目先の怒られを回避するタイプ

私の文章はよく「誰も傷つけないように全方位に配慮してある」と褒めていただくことがあるが、それは誰かを傷つけて怒られるのが嫌だからである。
よって「誰向けでもない」「メッセージ性皆無」「虚無」という感想もよくいただく。

このように、怒られるのが死ぬほど嫌いなため、怒られる気配を感じると、とっさに嘘をついてしまったり、嘘とまではいかずとも、隠ぺいをしてしまうことが非常に良くあるのだ。

ただこのタイプは、目先の小さな怒られを回避するために、嘘や隠ぺいを繰り返してしまうため、最終的に周囲に多大な迷惑をかけた上に、結局死ぬほど怒られるということになりがちである。

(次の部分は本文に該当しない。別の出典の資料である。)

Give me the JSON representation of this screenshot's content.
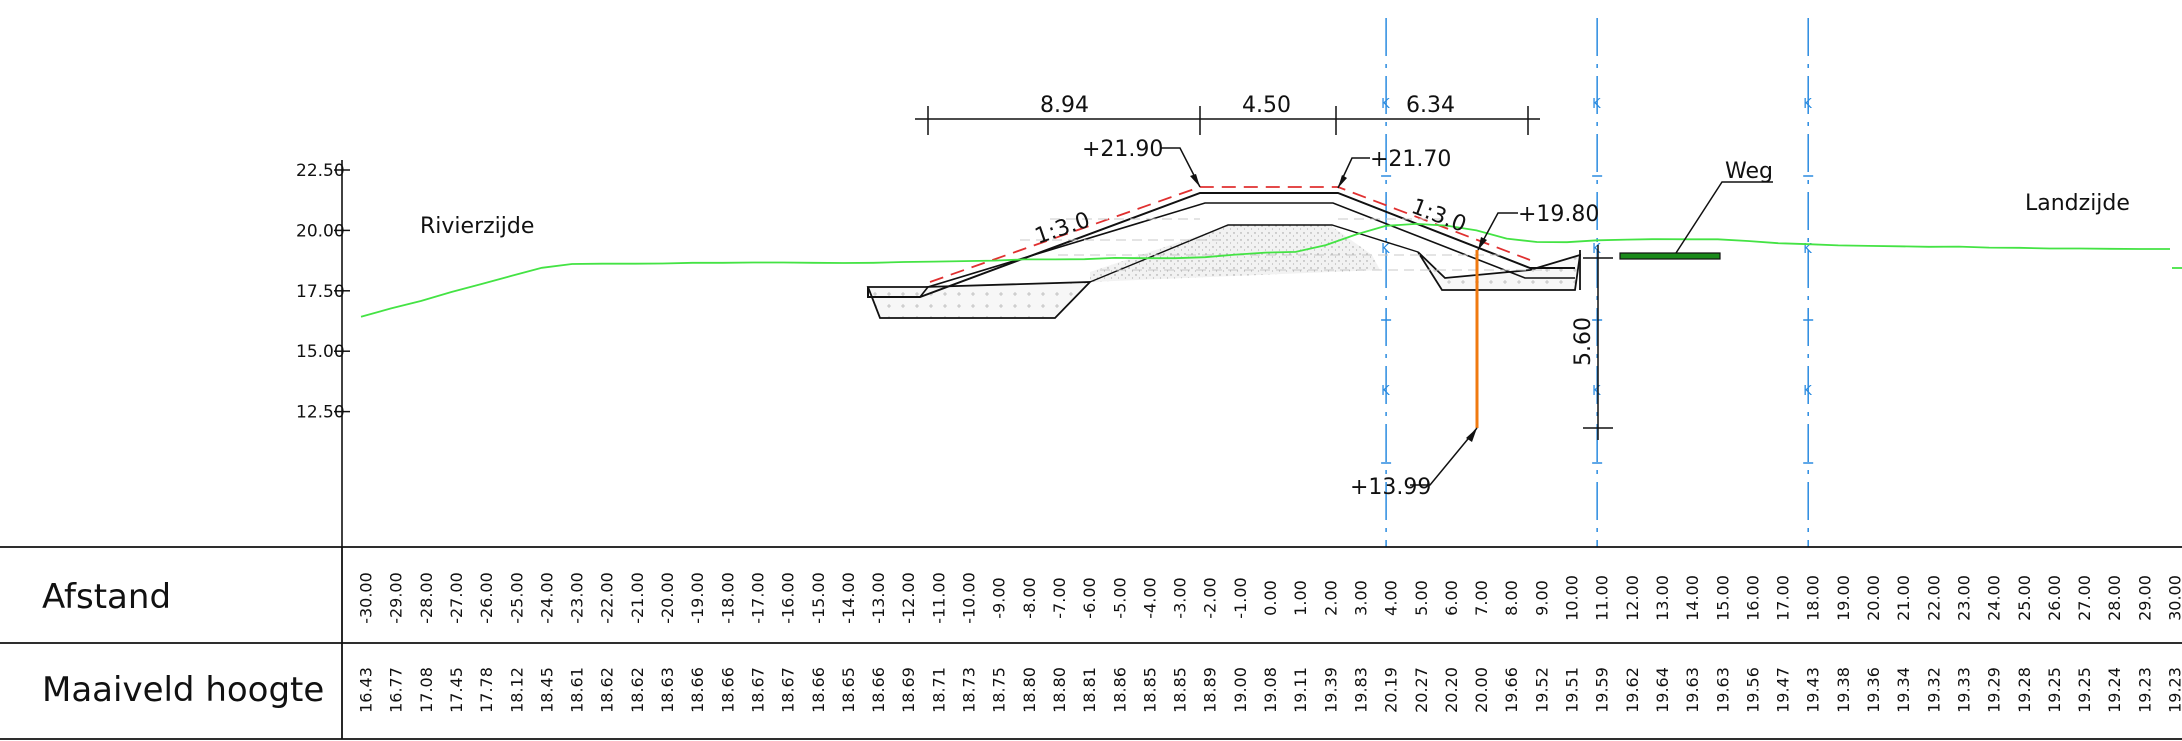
{
  "labels": {
    "river_side": "Rivierzijde",
    "land_side": "Landzijde",
    "road": "Weg"
  },
  "elevations": {
    "crest_left": "+21.90",
    "crest_right": "+21.70",
    "berm": "+19.80",
    "bottom": "+13.99"
  },
  "slopes": {
    "left": "1:3.0",
    "right": "1:3.0"
  },
  "dimensions": {
    "top_left": "8.94",
    "top_mid": "4.50",
    "top_right": "6.34",
    "vertical": "5.60"
  },
  "table": {
    "row1_label": "Afstand",
    "row2_label": "Maaiveld hoogte"
  },
  "colors": {
    "ground_line": "#44e344",
    "axis_lines": "#2a8be0",
    "design_profile": "#e03030",
    "borehole": "#f07a10",
    "road": "#1a8a1a"
  },
  "chart_data": {
    "type": "line",
    "ylim": [
      10.0,
      22.5
    ],
    "xlim": [
      -30,
      30
    ],
    "y_ticks": [
      "22.50",
      "20.00",
      "17.50",
      "15.00",
      "12.50"
    ],
    "x": [
      -30,
      -29,
      -28,
      -27,
      -26,
      -25,
      -24,
      -23,
      -22,
      -21,
      -20,
      -19,
      -18,
      -17,
      -16,
      -15,
      -14,
      -13,
      -12,
      -11,
      -10,
      -9,
      -8,
      -7,
      -6,
      -5,
      -4,
      -3,
      -2,
      -1,
      0,
      1,
      2,
      3,
      4,
      5,
      6,
      7,
      8,
      9,
      10,
      11,
      12,
      13,
      14,
      15,
      16,
      17,
      18,
      19,
      20,
      21,
      22,
      23,
      24,
      25,
      26,
      27,
      28,
      29,
      30
    ],
    "x_tick_labels": [
      "-30.00",
      "-29.00",
      "-28.00",
      "-27.00",
      "-26.00",
      "-25.00",
      "-24.00",
      "-23.00",
      "-22.00",
      "-21.00",
      "-20.00",
      "-19.00",
      "-18.00",
      "-17.00",
      "-16.00",
      "-15.00",
      "-14.00",
      "-13.00",
      "-12.00",
      "-11.00",
      "-10.00",
      "-9.00",
      "-8.00",
      "-7.00",
      "-6.00",
      "-5.00",
      "-4.00",
      "-3.00",
      "-2.00",
      "-1.00",
      "0.00",
      "1.00",
      "2.00",
      "3.00",
      "4.00",
      "5.00",
      "6.00",
      "7.00",
      "8.00",
      "9.00",
      "10.00",
      "11.00",
      "12.00",
      "13.00",
      "14.00",
      "15.00",
      "16.00",
      "17.00",
      "18.00",
      "19.00",
      "20.00",
      "21.00",
      "22.00",
      "23.00",
      "24.00",
      "25.00",
      "26.00",
      "27.00",
      "28.00",
      "29.00",
      "30.00"
    ],
    "ground_height_labels": [
      "16.43",
      "16.77",
      "17.08",
      "17.45",
      "17.78",
      "18.12",
      "18.45",
      "18.61",
      "18.62",
      "18.62",
      "18.63",
      "18.66",
      "18.66",
      "18.67",
      "18.67",
      "18.66",
      "18.65",
      "18.66",
      "18.69",
      "18.71",
      "18.73",
      "18.75",
      "18.80",
      "18.80",
      "18.81",
      "18.86",
      "18.85",
      "18.85",
      "18.89",
      "19.00",
      "19.08",
      "19.11",
      "19.39",
      "19.83",
      "20.19",
      "20.27",
      "20.20",
      "20.00",
      "19.66",
      "19.52",
      "19.51",
      "19.59",
      "19.62",
      "19.64",
      "19.63",
      "19.63",
      "19.56",
      "19.47",
      "19.43",
      "19.38",
      "19.36",
      "19.34",
      "19.32",
      "19.33",
      "19.29",
      "19.28",
      "19.25",
      "19.25",
      "19.24",
      "19.23",
      "19.23"
    ],
    "series": [
      {
        "values": [
          16.43,
          16.77,
          17.08,
          17.45,
          17.78,
          18.12,
          18.45,
          18.61,
          18.62,
          18.62,
          18.63,
          18.66,
          18.66,
          18.67,
          18.67,
          18.66,
          18.65,
          18.66,
          18.69,
          18.71,
          18.73,
          18.75,
          18.8,
          18.8,
          18.81,
          18.86,
          18.85,
          18.85,
          18.89,
          19.0,
          19.08,
          19.11,
          19.39,
          19.83,
          20.19,
          20.27,
          20.2,
          20.0,
          19.66,
          19.52,
          19.51,
          19.59,
          19.62,
          19.64,
          19.63,
          19.63,
          19.56,
          19.47,
          19.43,
          19.38,
          19.36,
          19.34,
          19.32,
          19.33,
          19.29,
          19.28,
          19.25,
          19.25,
          19.24,
          19.23,
          19.23
        ]
      }
    ],
    "grid": false
  }
}
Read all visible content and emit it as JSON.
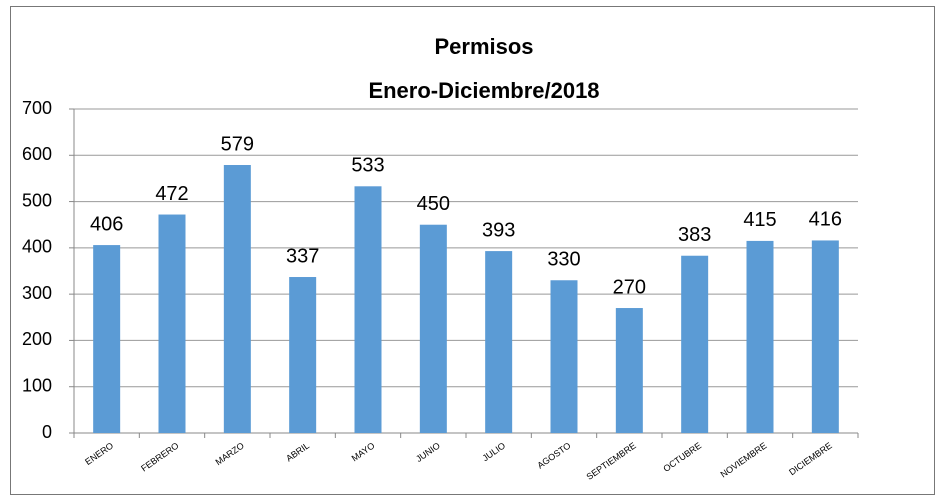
{
  "chart_data": {
    "type": "bar",
    "title": "Permisos",
    "subtitle": "Enero-Diciembre/2018",
    "categories": [
      "ENERO",
      "FEBRERO",
      "MARZO",
      "ABRIL",
      "MAYO",
      "JUNIO",
      "JULIO",
      "AGOSTO",
      "SEPTIEMBRE",
      "OCTUBRE",
      "NOVIEMBRE",
      "DICIEMBRE"
    ],
    "values": [
      406,
      472,
      579,
      337,
      533,
      450,
      393,
      330,
      270,
      383,
      415,
      416
    ],
    "color": "#5b9bd5",
    "ylim": [
      0,
      700
    ],
    "yticks": [
      0,
      100,
      200,
      300,
      400,
      500,
      600,
      700
    ],
    "grid": true
  }
}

会社でも最初のトラブリューの時点で、報告するなり謝るなりしておけば、小さな怒られで済んだものを隠したりはぐらかしたりで15章ぐらいまで引っ張ってどうしようもなくなることが多かった。

会社を辞め、1人で仕事をするようになり、自己保身のために他人に迷惑をかけることがなくなったのは本当に良かったと思う。
ただ、今は幸い、嘘をついたり、隠したりすることが大してないだけで、夫に対して嘘をつくことはあまりないのだが、やはり怒られの気配を察知した時はとっさに嘘をつくことはあるし、今後何らかトラブリューが発生したら、隠したり嘘をついてしまう可能性は大いにある。

ただ家族間の、嘘や隠ぺいというのは、ある意味会社よりも致命的で修復不可能な結果を生むことがある、リストラされたり、FXで住宅購入の頭金や、子どもの貯金を溶かした場合は、3か月ぐらい出社するフリをするのではなく、早めに言った方が良い。

夫は私に嘘をつくか、というと何せ私は自己中心派である。
つまり他人の言動をそこまで注視していないので、夫が何か隠したり、嘘をつかれていてもおそらく気づかない気がする。

多分夫も、面倒を避けるため小さな嘘や隠しごとはしているとは思うが、私よりは自己中心的ではないし、隠ぺい体質ではないと思う。

そんな夫であるが、保険関係の仕事をしており、多くの保険業務従事者がそうであるように、己もかなり保険に入っている。
そして、ある日、他の名目で共同口座に積み立ていた貯金が最近入っていないので、問いただしたところ、それを勝手に保険に回していたことが発覚した。

そもそも私が夫に怒れることがほとんどないので夫に怒ることは稀なのだが、その時は今までで一番激怒した。

このように、あまり自己中心的でない人間が、こっそり自己中心的な行いをし、生粋の自己中に激怒されてしまうのが「保険」という仕事である。
営業の才能がなければ絶対ついてはいけないし、配偶者にしてもいけない。